Should Free Speech Be Contingent?

by Bob Clasen

What is the basic intellectual defense of free speech? It is that people are intelligent enough to make the best decision, if they are allowed free access to all of the relevant information. The defense of liberty assumes that it is safer to allow all points of view to battle it out in the marketplace of ideas rather than allow any particular group to enforce its point of view at the point of a gun.

This defense of Liberty assumes a rather optimistic opinion about the nature of man. It appears to me that since it has been allowed to dominate in the west, the results have not been so bad; better than in ages when proper opinion was dictated by the Church or State or both.

What does it say about a philosophy or religion that believes that any contrary opinion is "evil" and that it is good to throttle any hostile opinion by violence and force? What should we think of any philosophy which has spread itself over the world by force of arms rather than by persuasion and rational argument?

An interesting question is this: what do you do with a person or group which does not grant you the right to freedom of opinion or speech. Such a group tells you that if you express your honestly held opinion you will been assaulted or murdered. Yet this same group demands not only tolerance, but special privileges for its own group. Such a group feels free to insult and assault members of other groups, but demands (on threat of violence) the highest respect for its own sacred beliefs.

Should freedom of speech be granted reciprocally or not at all? By comparison, if a man attempts to obtain advantage by use of force, society reserves the right to use violence to capture and imprison him for its own self defense.

If a group refuses to ackowledge the rights of others to believe and speak freely as they see fit, should society afford them the luxury and privilege of free speech? Or should a group that refuses to allow other groups the freedom to express honest opinion by denied the right to promulagate its attack on freedom?

Just asking.

Comments

J.D. Kessler said…
Obviously not. However, when dealing with the Soviet Union, we threatened, cajoled, embarassed, negotiated, etc.

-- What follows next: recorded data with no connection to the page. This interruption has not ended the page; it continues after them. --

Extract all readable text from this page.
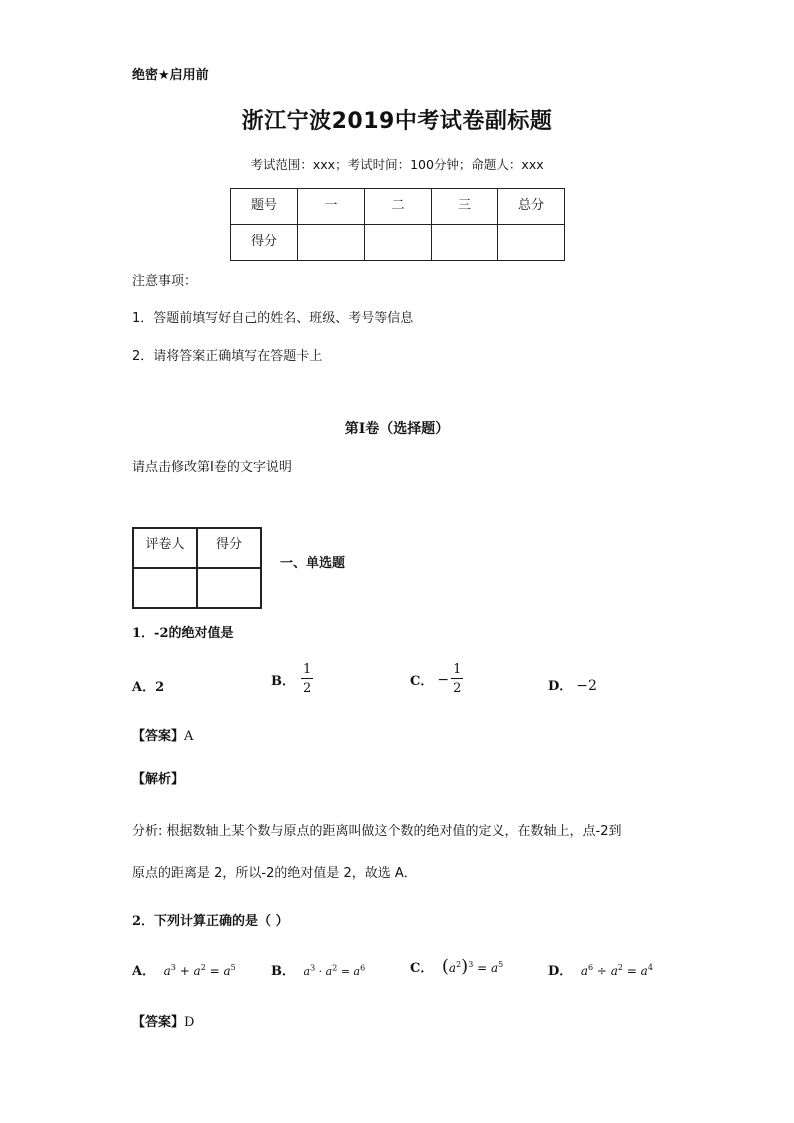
绝密★启用前
浙江宁波2019中考试卷副标题
考试范围：xxx；考试时间：100分钟；命题人：xxx
题号	一	二	三	总分
得分				
注意事项：
1．答题前填写好自己的姓名、班级、考号等信息
2．请将答案正确填写在答题卡上
第I卷（选择题）
请点击修改第I卷的文字说明
评卷人	得分

一、单选题
1．-2的绝对值是
A．2	B． $\frac{1}{2}$	C． − $\frac{1}{2}$	D． −2
【答案】A
【解析】
分析: 根据数轴上某个数与原点的距离叫做这个数的绝对值的定义，在数轴上，点-2到
原点的距离是 2，所以-2的绝对值是 2，故选 A．
2．下列计算正确的是（ ）
A． $a^3 + a^2 = a^5$	B． $a^3 \cdot a^2 = a^6$	C． $(a^2)^3 = a^5$	D． $a^6 \div a^2 = a^4$
【答案】D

We never actually got into a live shooting war with them. Thus, diplomacy, economic might, etc. does work without a shooting war.
Bob Cat said…
So I take it you are saying that those who attack others for expressing an opinion should retain their right to free speech.

Can you formulate any argument to support what to you seems self evident? It seems to me that someone who commits violence against another merely for expressing an opinion thereby gives up the right to express his own opinion.